Well, I don’t remember much, but I do remember mama was in a hurry, snapping out the orders as mothers do. She said we needed to change into something clean because we had “somewhere to be.” I remember being in our tiny bedroom, unmade beds, my sister and her messy, long, tangled hair. I’m sure mine was just perfect — or for the sake of my memory, I’ll choose to believe that. I remember my sister and brother giggling in unison as they often did, though I don’t know why — I just know it had something to do with me. In my mind, they were laughing at me. I remember my 4-year-old blood boiling.
My sister was changing clothes and had her shirt off, with her back facing my direction. Where it came from, I don’t know, because there was no baby living in our home, but I spotted a large baby diaper pin, opened it, and lobbed it at her back — and it stuck! My sister screamed! Ashamedly, I recall that I felt a little good about it — for about half a second that is… until mama came in, plucked the safety pin out of her back and looked in my direction with that dreadful look in her eyes. At that moment, mama’s glare was like safety pins poking my eyes out.

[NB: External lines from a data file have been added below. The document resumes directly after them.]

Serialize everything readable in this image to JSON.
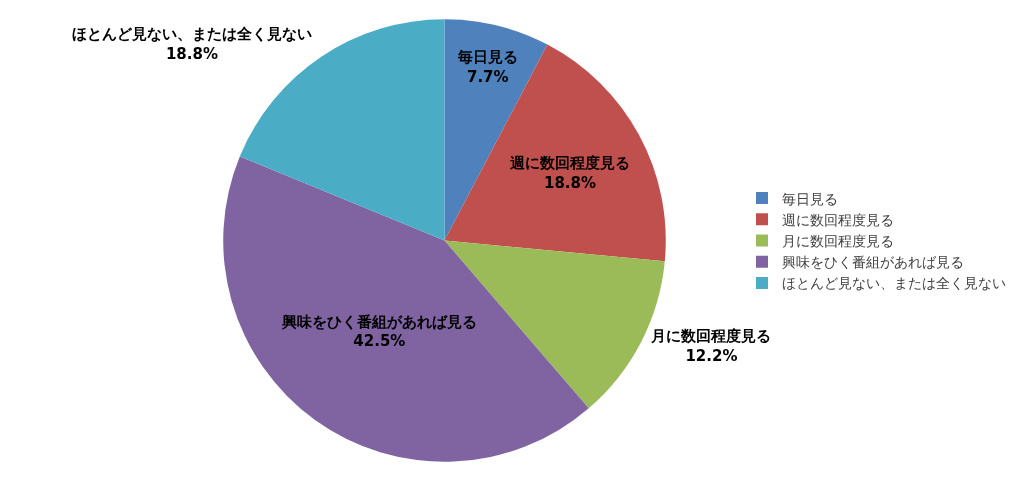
{
  "chart_data": {
    "type": "pie",
    "categories": [
      "毎日見る",
      "週に数回程度見る",
      "月に数回程度見る",
      "興味をひく番組があれば見る",
      "ほとんど見ない、または全く見ない"
    ],
    "values": [
      7.7,
      18.8,
      12.2,
      42.5,
      18.8
    ],
    "value_labels": [
      "7.7%",
      "18.8%",
      "12.2%",
      "42.5%",
      "18.8%"
    ],
    "colors": [
      "#4f81bd",
      "#c0504d",
      "#9bbb59",
      "#8064a2",
      "#4bacc6"
    ],
    "legend": "right"
  }
}
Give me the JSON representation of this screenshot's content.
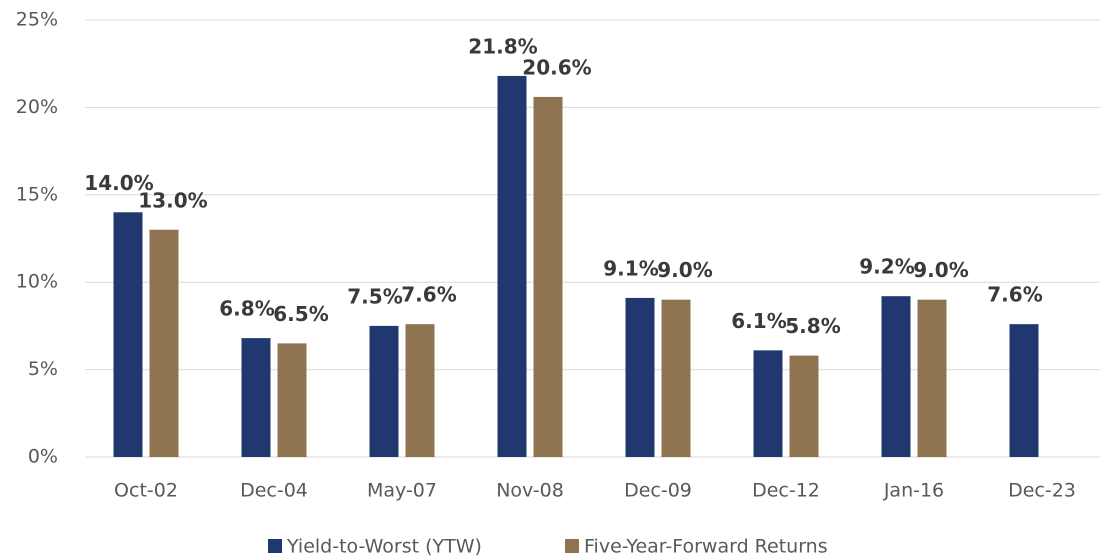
{
  "chart_data": {
    "type": "bar",
    "categories": [
      "Oct-02",
      "Dec-04",
      "May-07",
      "Nov-08",
      "Dec-09",
      "Dec-12",
      "Jan-16",
      "Dec-23"
    ],
    "series": [
      {
        "name": "Yield-to-Worst (YTW)",
        "color": "#20386f",
        "values": [
          14.0,
          6.8,
          7.5,
          21.8,
          9.1,
          6.1,
          9.2,
          7.6
        ],
        "value_labels": [
          "14.0%",
          "6.8%",
          "7.5%",
          "21.8%",
          "9.1%",
          "6.1%",
          "9.2%",
          "7.6%"
        ]
      },
      {
        "name": "Five-Year-Forward Returns",
        "color": "#8d7350",
        "values": [
          13.0,
          6.5,
          7.6,
          20.6,
          9.0,
          5.8,
          9.0,
          null
        ],
        "value_labels": [
          "13.0%",
          "6.5%",
          "7.6%",
          "20.6%",
          "9.0%",
          "5.8%",
          "9.0%",
          null
        ]
      }
    ],
    "ylim": [
      0,
      25
    ],
    "yticks": [
      {
        "value": 0,
        "label": "0%"
      },
      {
        "value": 5,
        "label": "5%"
      },
      {
        "value": 10,
        "label": "10%"
      },
      {
        "value": 15,
        "label": "15%"
      },
      {
        "value": 20,
        "label": "20%"
      },
      {
        "value": 25,
        "label": "25%"
      }
    ],
    "grid": true,
    "legend": "bottom"
  }
}
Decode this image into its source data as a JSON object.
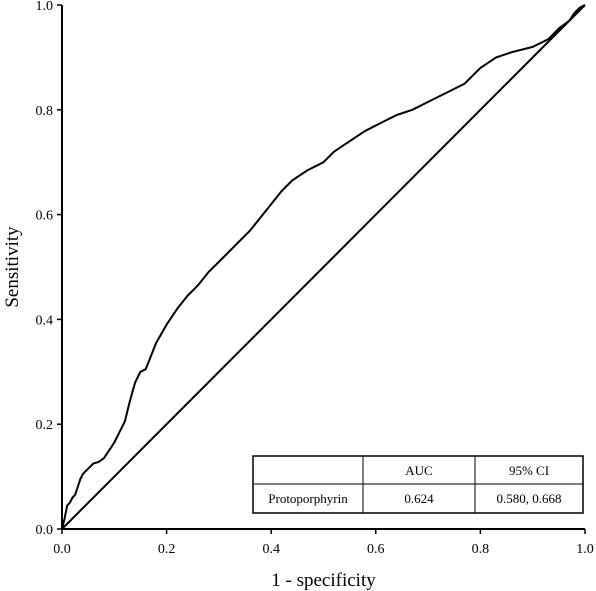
{
  "chart_data": {
    "type": "line",
    "title": "",
    "xlabel": "1 - specificity",
    "ylabel": "Sensitivity",
    "xlim": [
      0,
      1
    ],
    "ylim": [
      0,
      1
    ],
    "x_ticks": [
      "0.0",
      "0.2",
      "0.4",
      "0.6",
      "0.8",
      "1.0"
    ],
    "y_ticks": [
      "0.0",
      "0.2",
      "0.4",
      "0.6",
      "0.8",
      "1.0"
    ],
    "grid": false,
    "series": [
      {
        "x": [
          0.0,
          0.005,
          0.01,
          0.015,
          0.02,
          0.025,
          0.03,
          0.035,
          0.04,
          0.05,
          0.06,
          0.07,
          0.08,
          0.09,
          0.1,
          0.11,
          0.12,
          0.13,
          0.14,
          0.15,
          0.16,
          0.17,
          0.18,
          0.2,
          0.22,
          0.24,
          0.26,
          0.28,
          0.3,
          0.32,
          0.34,
          0.36,
          0.38,
          0.4,
          0.42,
          0.44,
          0.47,
          0.5,
          0.52,
          0.55,
          0.58,
          0.61,
          0.64,
          0.67,
          0.7,
          0.74,
          0.77,
          0.8,
          0.83,
          0.86,
          0.9,
          0.93,
          0.95,
          0.97,
          0.98,
          0.99,
          1.0
        ],
        "y": [
          0.0,
          0.02,
          0.045,
          0.05,
          0.06,
          0.065,
          0.08,
          0.095,
          0.105,
          0.115,
          0.125,
          0.128,
          0.135,
          0.15,
          0.165,
          0.185,
          0.205,
          0.245,
          0.28,
          0.3,
          0.305,
          0.33,
          0.355,
          0.39,
          0.42,
          0.445,
          0.465,
          0.49,
          0.51,
          0.53,
          0.55,
          0.57,
          0.595,
          0.62,
          0.645,
          0.665,
          0.685,
          0.7,
          0.72,
          0.74,
          0.76,
          0.775,
          0.79,
          0.8,
          0.815,
          0.835,
          0.85,
          0.88,
          0.9,
          0.91,
          0.92,
          0.935,
          0.955,
          0.97,
          0.985,
          0.995,
          1.0
        ]
      }
    ],
    "reference_line": {
      "x": [
        0,
        1
      ],
      "y": [
        0,
        1
      ]
    },
    "table": {
      "headers": [
        "",
        "AUC",
        "95% CI"
      ],
      "rows": [
        [
          "Protoporphyrin",
          "0.624",
          "0.580, 0.668"
        ]
      ]
    }
  }
}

Funny in life how the really bad things we go through eventually have a way of erasing from our memories. I think it’s a protection mechanism of some kind…? I don’t know, but I have no recollection of what happened to me as a result of my mischief that day. I imagine it was a big, well-deserved spanking. Good thing my mama didn’t do the “time out” thing back then or I’m sure I’d still be sitting there today.
This is one of my earliest memories. Unfortunately, my sister still remembers it too. Wish she would have erased this one! The good news is, my sister forgave me, mama still loves me, I survived brother’s years of picking on me, and diapers now have Velcro tabs. Not to worry though, I’ve matured through the years and would never throw a diaper pin in anyone’s back again. Ouch! Sorry sis!